What? Me? Love the dentist?
Not hardly. Rather, I can't wait to have time to kill in the waiting room and read a good book.
Secretly, I've been anxiously awaiting my next appointment because I know there won't be any children climbing on me. I know that the dentist will run late (don't they always?). I know that I have a book I've been dying to read. I know that the waiting room will be relatively quiet. I know there will be no dirty dishes or piles of laundry in sight guilting me into cleaning. I know that I will have some "me" time.

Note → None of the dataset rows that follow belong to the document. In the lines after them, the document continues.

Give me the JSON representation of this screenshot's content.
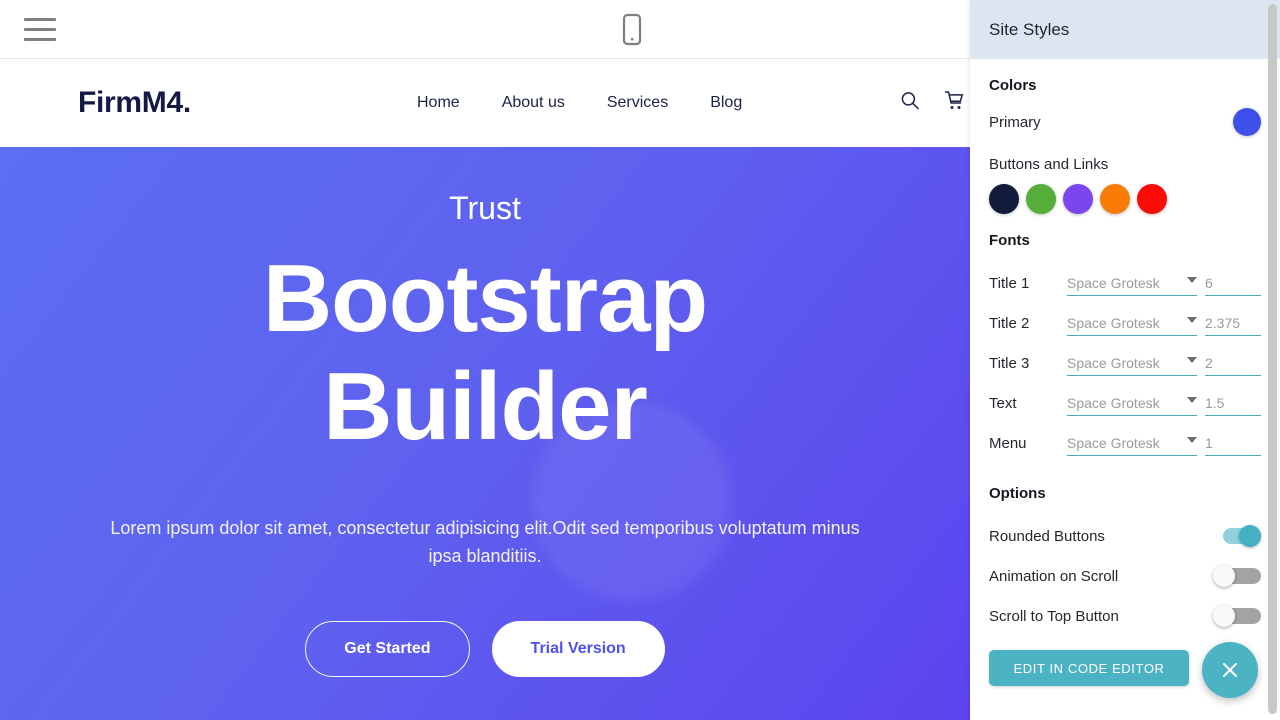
{
  "builder": {
    "toolbar": {
      "menu_icon": "hamburger-menu-icon",
      "device_icon": "mobile-device-preview-icon"
    },
    "panel": {
      "title": "Site Styles",
      "colors": {
        "heading": "Colors",
        "primary_label": "Primary",
        "primary_color": "#3d50ea",
        "buttons_links_label": "Buttons and Links",
        "buttons_links_colors": [
          "#121b3c",
          "#55ad3a",
          "#7b45ef",
          "#f97c06",
          "#fc0b04"
        ]
      },
      "fonts": {
        "heading": "Fonts",
        "rows": [
          {
            "label": "Title 1",
            "font": "Space Grotesk",
            "size": "6"
          },
          {
            "label": "Title 2",
            "font": "Space Grotesk",
            "size": "2.375"
          },
          {
            "label": "Title 3",
            "font": "Space Grotesk",
            "size": "2"
          },
          {
            "label": "Text",
            "font": "Space Grotesk",
            "size": "1.5"
          },
          {
            "label": "Menu",
            "font": "Space Grotesk",
            "size": "1"
          }
        ]
      },
      "options": {
        "heading": "Options",
        "rows": [
          {
            "label": "Rounded Buttons",
            "state": "on"
          },
          {
            "label": "Animation on Scroll",
            "state": "off"
          },
          {
            "label": "Scroll to Top Button",
            "state": "off"
          }
        ],
        "code_editor_button": "EDIT IN CODE EDITOR"
      },
      "close_icon": "close-x-icon",
      "accent_color": "#4cb3c4"
    }
  },
  "site": {
    "logo": "FirmM4.",
    "nav": [
      {
        "label": "Home"
      },
      {
        "label": "About us"
      },
      {
        "label": "Services"
      },
      {
        "label": "Blog"
      }
    ],
    "header_icons": [
      "search-icon",
      "cart-icon"
    ],
    "hero": {
      "kicker": "Trust",
      "title_line1": "Bootstrap",
      "title_line2": "Builder",
      "subtitle": "Lorem ipsum dolor sit amet, consectetur adipisicing elit.Odit sed temporibus voluptatum minus ipsa blanditiis.",
      "primary_button": "Get Started",
      "secondary_button": "Trial Version"
    }
  }
}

Seriously, it's become a battle for me to find any quiet time lately. With the holidays, birthdays and homecoming these past few weeks, we've been out straight. I've attempted to dodge the draft of preparing anything for anyone, but, alas, a woman's work is never done. Or is that a mother's work? I suppose they can be interchangeable. I will say that impose a great number of these burdens on myself.
About 7 or 8 months ago, I started feeling that I needed to be a Suzy Homemaker of sorts. After the Christmas season though, I lost all the zeal I had for that venture. I'll admit, right now (at this very moment) I'm in a motherhood slump. I've slacked on crafts. I've been remiss in my duties to teach my children about the inner workings of the solar system. I've been screening my calls so as to avoid chatter with some folks who just call to say hi. I've become a party-pooping recluse.
Fear note, spring is here. With any luck, the weather will actually warm up, and I'll get the much needed kick in the arse to find the motivation to be Supermom again. Today though, I'll settle for a good book in the dentist's office. I'll settle for just being me for a few minutes, without a care in the world. Then, I'll trudge on back home and make dinner, do the laundry, pay some bills and go to bed just to get up and do it all over again tomorrow.